With regard to therapy, cognitive experimental psychologists, Read and
Lindsay, are quite clear in their concerns about specific techniques, for
example hypnosis ("Moving toward a middle ground on the false memory
debate" (1994) 8 Applied Cognitive Psychology 407). They clarify:
"there is little reason to fear that a few suggestive questions will
lead psychotherapy clients to conjure up vivid and compelling illusory memory
of childhood sexual abuse". And "not all or even most memories
recovered in therapy are false ... our comments focused exclusively on
approaches that make extensive use of suggestive memory recovery
techniques". These techniques are appropriately treated with caution in
the guidelines of professional psychological associations. (Seymour, 1996)
Hood's supposedly balanced book has been used to steer public attention to
one case, from which we are encouraged to draw all sorts of spurious
generalisations. New Zealanders concerned with a fair and reasonable approach
to child abuse need to maintain a broader focus. Where is the public demand
for the outcomes from the work based on the Ministerial Inquiry into Child
Protection in 2000? Where is the parallel debate about how to prevent child
sexual abuse? How can careful interviewing practice be strengthened? How can
young children's safe access to the criminal justice system be ensured?
The standard of scholarship of the first three chapters of Lynley Hood's book
is poor. At the beginning of chapter 4 it gets no better: "The flatness
of the city makes it easy for anyone with a bright idea to gather together
enough like- minded people to turn any theory - be it dazzingly enlightened
or downright flaky - into action. And for more than 100 years that is exactly
what Christchurch
people have been doing". As Brian Edwards asked on TV1 (15 August 2003)
don't you see an element of absurdity in what you're telling me here?"
Hood: "No".
Her ability to stereotype, distort and denigrate groups of people and bodies
of scientific research undermines her credibility. Her support of the recent
publication of carefully selected excerpts of children's testimony is
consistent with her carefully selected version of reality evident in the
first few chapters of her book.
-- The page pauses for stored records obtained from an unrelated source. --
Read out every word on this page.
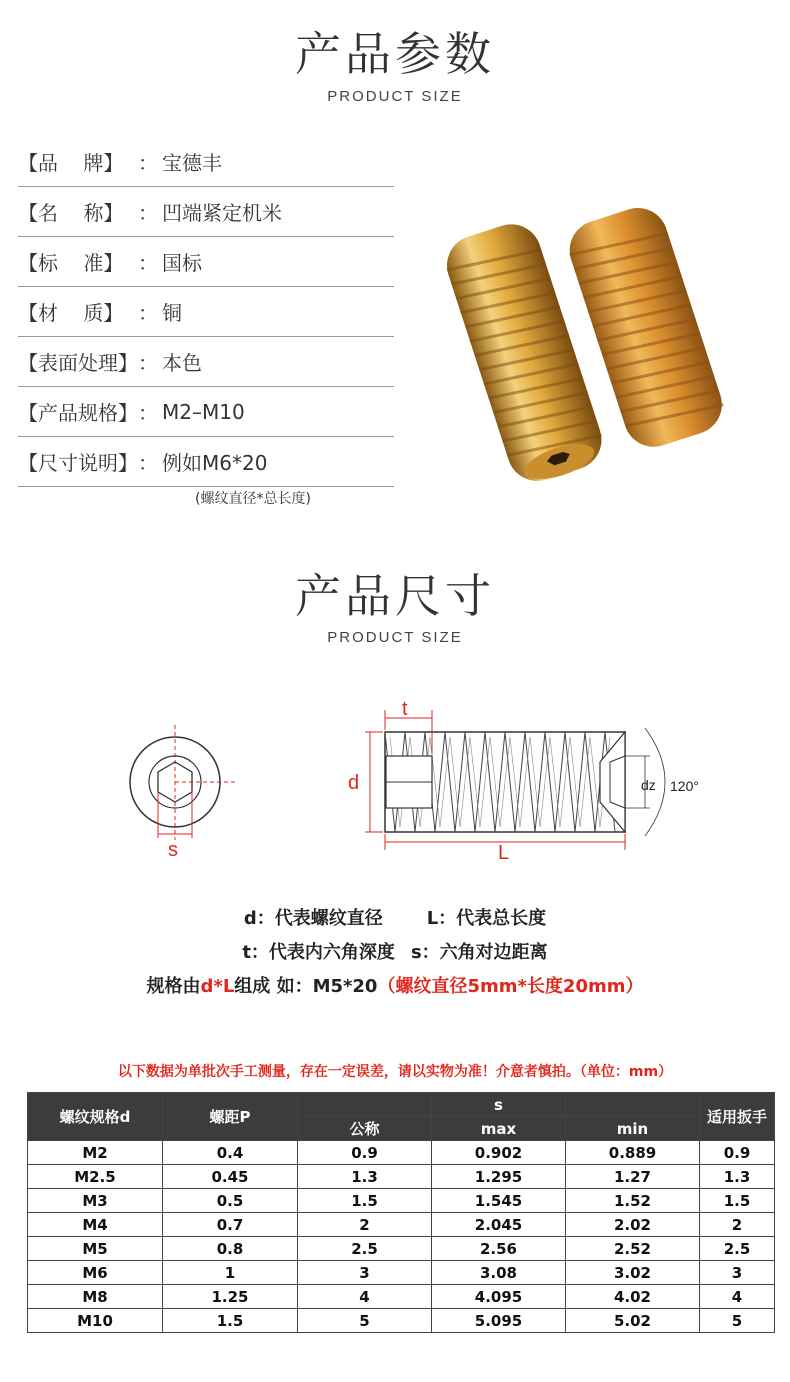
产品参数
PRODUCT SIZE
【品    牌】 ： 宝德丰
【名    称】 ： 凹端紧定机米
【标    准】 ： 国标
【材    质】 ： 铜
【表面处理】 ： 本色
【产品规格】 ： M2–M10
【尺寸说明】 ： 例如M6*20
(螺纹直径*总长度)
产品尺寸
PRODUCT SIZE
s
t
d
L
dz 120°
d：代表螺纹直径 L：代表总长度
t：代表内六角深度 s：六角对边距离
规格由d*L组成 如：M5*20（螺纹直径5mm*长度20mm）
以下数据为单批次手工测量，存在一定误差，请以实物为准！介意者慎拍。（单位：mm）
螺纹规格d	螺距P		s		适用扳手
		公称	max	min	
M2	0.4	0.9	0.902	0.889	0.9
M2.5	0.45	1.3	1.295	1.27	1.3
M3	0.5	1.5	1.545	1.52	1.5
M4	0.7	2	2.045	2.02	2
M5	0.8	2.5	2.56	2.52	2.5
M6	1	3	3.08	3.02	3
M8	1.25	4	4.095	4.02	4
M10	1.5	5	5.095	5.02	5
Her tendency to vilify those she doesn't
respect as members of the "sex-abuse industry",
"zealots", "lesbian radical feminists", or inhabitants of
a particular city, seems to mirror the witch-hunt she appears to have sought
and found. Her analysis in the foundation chapters is more akin to story
telling than the presentation of evidence. We suggest that those who signed
the petition on the basis of Hood's book might wish to think again.